Вошел Фавстов. Крепкий, с крутым лбом, веселыми глазами. Отдал молодцевато честь. «Чего так весело болвану?» – разглядывая пристава, подумал Грязнов. Но разговор повел учтиво, с подчеркнутым уважением. И даже обычное обращение к полицейским чинам «слуга государев» прозвучало ласково, без насмешки.

– Хотел бы знать о ваших наблюдениях. Каково настроение рабочих? О чем больше говорят? О войне что говорят?

– Причин для беспокойства нет, Алексей Флегонтович, – приятным густым басом начал Фавстов, в такт своим словам постукивая пальцем по краю стола. Веяло от него здоровьем и уверенностью, причем уверенность была такая естественная, что Грязнову сразу полегчало, позволил себе даже улыбнуться.

– Все-таки какие-то слухи ходят? – спросил он.

– Слухи, Алексей Флегонтович, ходят. Когда они не ходили? Слушаем, да не всему верим. Оно, видите ли, когда летом радостные сообщения о победах воинства были – слухи были благополучные. Сейчас почему-то толки не прекращаются о предстоящей смене власти и в центре, и на местах. Тут уж я не могу даже и сказать, откуда что идет и есть ли какие основания. А так, больше о вздорожании цен, о спекулянтах. На Московском вокзале взяли на днях двух субъектов. Получили багаж из пяти больших коробов, на которых клейма Красного креста. Подозрительным показалось. Когда вскрыли упаковку, обнаружились там одеяла, простыни из чудного полотна, наволочки, сорочки, кальсоны. На вопрос: «Откуда вещи?» – ответили: «С театра войны». Весь город об этом говорит. А нежелательно. Обобщения неверные делают. Солдаты разутые, раздетые в окопах мерзнут, а их генералы, дескать, о наживе думают…

– Да-да, – Грязнов уже слушал рассеянно, без интереса: или в самом деле ничего не знает, или хитрит Фавстов. Одно отметил: «Толки не прекращаются о смене власти в центре и на местах».

– Вы все в общем, так сказать… Хотел бы знать о наших рабочих.

– Ну, тут все благополучно, – живо откликнулся Фавстов, вкусно облизнув полные ярко-красные губы, здорового человека губы. – Тишь и довольство, Алексей Флегонтович. Смею заверить… – Честно глянул в глаза внезапно нахмурившегося Грязнова, что-то его сразу смутило, но продолжал с той же уверенностью: – Не сочтите за лесть, из опыта своего сие суждение… порядка такого образцового нигде не встречал, как на вверенной вам фабрике. А приходилось бывать и у Классена в Романове, и на Норской мануфактуре Прохорова – не видал такого порядка…
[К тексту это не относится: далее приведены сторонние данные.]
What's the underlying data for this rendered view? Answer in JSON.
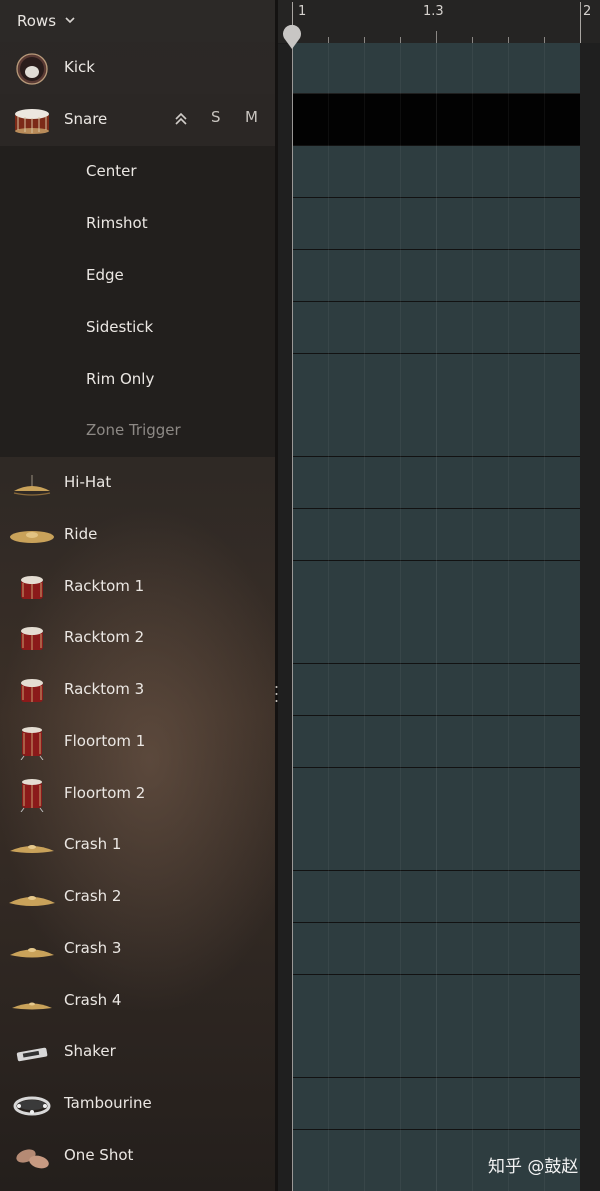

– Известно вам, слуга государев, что при таком порядке полчаса назад сидящий перед вами распорядитель фабрики едва не стал калекой?

Палец пристава, до этого барабанивший по столу, замер в воздухе.

– Извините, – с растерянностью выдерживая жесткий взгляд Грязнова, проговорил он. – Не совсем понимаю.

– Понимайте. Людей у вас, которые бы осведомляли, не занимать. Обратите внимание на чахоточного вида человека… Суетлив и несдержан. Вспомнить не могу, но где-то встречал, сталкивался с ним.

Стоявший у двери конторщик Лихачев напомнил о себе покашливанием. Грязнов сумрачно посмотрел в его сторону.

– Колесников, – подсказал тот. – Евлампий Колесников. Только что был здесь. Не пустил я… Это о Полякове они…

– Ну вот видите, Колесников, – словно бы в укор Фавстову проговорил Грязнов.

– Надлежащие меры будут приняты, – заверил Фавстов. Круглое, с здоровым румянцем лицо его было сосредоточенно, а веселые до этого глаза говорили, что он понимает желание директора и предпримет все, лишь бы тот был доволен.

– Прощайте, пристав. Советую серьезнее относиться к настроению людей. Благодушие в такое время не к лицу. Но не переусердствуйте.

– Помилуйте! – вспыхнув от обиды, воскликнул Фавстов. – Законность для меня священна. Кстати, о принятых мерах, как и всегда, будет доложено.